The most challenging project was the centrifuge for slowing molecules from the Rempe division. In this piece of equipment more than 1800 hours have been invested by a single person only working for this project for about 1.5 years. We are very proud of the result, the piece fulfilled all requirements and, once installed, worked perfectly from the first minute until today!
What was your most challenging project until now?
The most challenging job I did in my career was to act as responsible from the institutes side for the new workshop building while still managing the manufacturing projects at the workshop. It is incredible how time consuming it is to plan and oversee the construction work for such a building. Alone the communication with the architects accumulated to more than 600 hours. At the same time, I had to manage the workshop and keep it running. This was an enormous double load.
Concerning the most challenging manufacturing project, it was the centrifuge for slowing molecules from the Rempe division. In this piece of equipment more than 1800 hours have been invested by a single person only working for this project for about 1.5 years. We are very proud of the result, the piece fulfilled all requirements and, once installed, worked perfectly from the first minute until today! It is a very special piece, and we also got requests to rebuild is it for a research group in the US. However, at the end the price would have been too high, between 300-400 k€. Moreover, I also had concerns about the maintenance of the device. Not every country has are such high standards for its technical staff as Germany.

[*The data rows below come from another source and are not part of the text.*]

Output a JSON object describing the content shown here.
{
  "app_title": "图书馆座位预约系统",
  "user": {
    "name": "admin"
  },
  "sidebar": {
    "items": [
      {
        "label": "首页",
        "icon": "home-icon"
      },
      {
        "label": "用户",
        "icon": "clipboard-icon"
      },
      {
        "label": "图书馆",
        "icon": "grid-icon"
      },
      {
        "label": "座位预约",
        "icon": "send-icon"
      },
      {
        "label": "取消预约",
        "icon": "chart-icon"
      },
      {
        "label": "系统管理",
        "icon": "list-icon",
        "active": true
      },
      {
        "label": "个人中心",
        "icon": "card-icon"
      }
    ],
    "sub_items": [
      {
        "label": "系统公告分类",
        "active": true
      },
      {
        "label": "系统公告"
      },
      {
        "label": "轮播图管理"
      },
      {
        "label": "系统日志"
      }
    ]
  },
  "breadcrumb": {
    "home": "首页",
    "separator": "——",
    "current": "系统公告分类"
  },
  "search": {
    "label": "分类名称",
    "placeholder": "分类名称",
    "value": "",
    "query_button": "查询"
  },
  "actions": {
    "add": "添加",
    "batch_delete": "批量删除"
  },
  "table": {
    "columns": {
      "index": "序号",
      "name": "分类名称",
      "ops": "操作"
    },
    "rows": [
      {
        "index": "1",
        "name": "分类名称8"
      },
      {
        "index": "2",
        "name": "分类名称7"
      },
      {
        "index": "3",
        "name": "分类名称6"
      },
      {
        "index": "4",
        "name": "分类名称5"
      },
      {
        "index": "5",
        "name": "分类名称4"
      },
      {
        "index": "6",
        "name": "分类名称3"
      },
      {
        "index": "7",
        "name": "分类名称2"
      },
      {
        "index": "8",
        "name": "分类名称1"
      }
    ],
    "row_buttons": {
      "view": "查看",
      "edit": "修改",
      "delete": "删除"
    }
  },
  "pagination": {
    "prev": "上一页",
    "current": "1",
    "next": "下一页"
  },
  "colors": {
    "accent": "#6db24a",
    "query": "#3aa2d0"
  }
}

How does your typical workday look like?
I am responsible for coordinating the work, i.e. I receive orders, assign projects to our staff, and decide who is doing which piece. We are 17 persons in the workshop, which means a lot of organization of who is doing what. Sometimes we also give orders outside to other workshops, e.g., if the number of requested pieces is very high or it is not cost efficient to do it at our workshop. I also purchase the all materials, the equipment and tools necessary for our work. I do all what is necessary to run the workshop efficiently. Unfortunately, all these tasks do not leave me any time to work on the machines myself.
What did change this year? Home office at a workshop does not sound like an option…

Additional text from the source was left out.